Oddly enough Seebohm had little to say on the subject. "We realised we had no chapter on youth," a member of that comimttee confessed to me recently, "but it was then too late to write it.' The development of group and community work, however, is taking social workers firmly in the direction of the more flexible youth service provision and already some progressive departments are experimenting with the use of unattached youth workers in long-term preventive roles and with clubs, holiday schemes and adventure weekends for delinquents and others. Certainly the transfer of responsibility for youth from education to social service departments should be considered within the next few years when the latter are more firmly established. Meanwhile the initiative for a large part of the work lies with voluntary and religious organisations who still control many of the more traditional clubs. These efforts of course amount to a sort of subsidy to a state service, but the quality of their work is uneven, and much of it is based on archaic principles and methods. Uniforms still abound, promises are made to Queen and country, programmes have an air of para-military outdoor heartiness which is not much to the taste of contemporary adolescents.

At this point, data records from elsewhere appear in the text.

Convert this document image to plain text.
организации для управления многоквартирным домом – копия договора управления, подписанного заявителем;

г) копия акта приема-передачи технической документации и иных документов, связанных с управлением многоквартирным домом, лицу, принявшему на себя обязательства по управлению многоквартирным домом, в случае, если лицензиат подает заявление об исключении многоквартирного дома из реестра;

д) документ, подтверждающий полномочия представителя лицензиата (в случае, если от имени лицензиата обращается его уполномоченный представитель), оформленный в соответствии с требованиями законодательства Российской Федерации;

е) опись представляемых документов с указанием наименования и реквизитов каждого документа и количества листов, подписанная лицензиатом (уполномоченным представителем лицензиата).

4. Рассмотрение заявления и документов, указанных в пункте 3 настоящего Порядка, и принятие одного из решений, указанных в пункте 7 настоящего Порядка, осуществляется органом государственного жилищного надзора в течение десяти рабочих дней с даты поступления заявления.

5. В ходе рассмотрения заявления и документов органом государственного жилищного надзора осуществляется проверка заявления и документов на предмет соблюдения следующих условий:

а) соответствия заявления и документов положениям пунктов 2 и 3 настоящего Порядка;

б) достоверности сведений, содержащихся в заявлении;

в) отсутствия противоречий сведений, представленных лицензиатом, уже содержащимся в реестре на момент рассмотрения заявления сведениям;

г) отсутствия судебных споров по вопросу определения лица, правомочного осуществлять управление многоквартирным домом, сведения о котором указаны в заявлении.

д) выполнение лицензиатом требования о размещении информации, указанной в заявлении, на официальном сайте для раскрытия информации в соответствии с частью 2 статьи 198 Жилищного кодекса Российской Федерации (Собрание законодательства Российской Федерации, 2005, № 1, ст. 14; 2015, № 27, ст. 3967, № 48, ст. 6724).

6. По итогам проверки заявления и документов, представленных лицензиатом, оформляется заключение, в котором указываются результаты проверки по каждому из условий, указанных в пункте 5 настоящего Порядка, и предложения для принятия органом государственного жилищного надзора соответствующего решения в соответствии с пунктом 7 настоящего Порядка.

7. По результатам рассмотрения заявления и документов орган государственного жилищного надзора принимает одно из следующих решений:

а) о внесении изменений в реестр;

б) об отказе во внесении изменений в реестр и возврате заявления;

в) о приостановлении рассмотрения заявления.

It is much easier to pose questions about the youth service than to answer them. The situation is changing so rapidly — one of today's major problems, the management of pop festivals, simply did not exist a few years ago — that there is much to be said for not laying down a detailed blueprint. Mrs Thatcher's refusal to say where she thinks the youth service should be going is perhaps a rather honest admission that she shares the general bewilderment.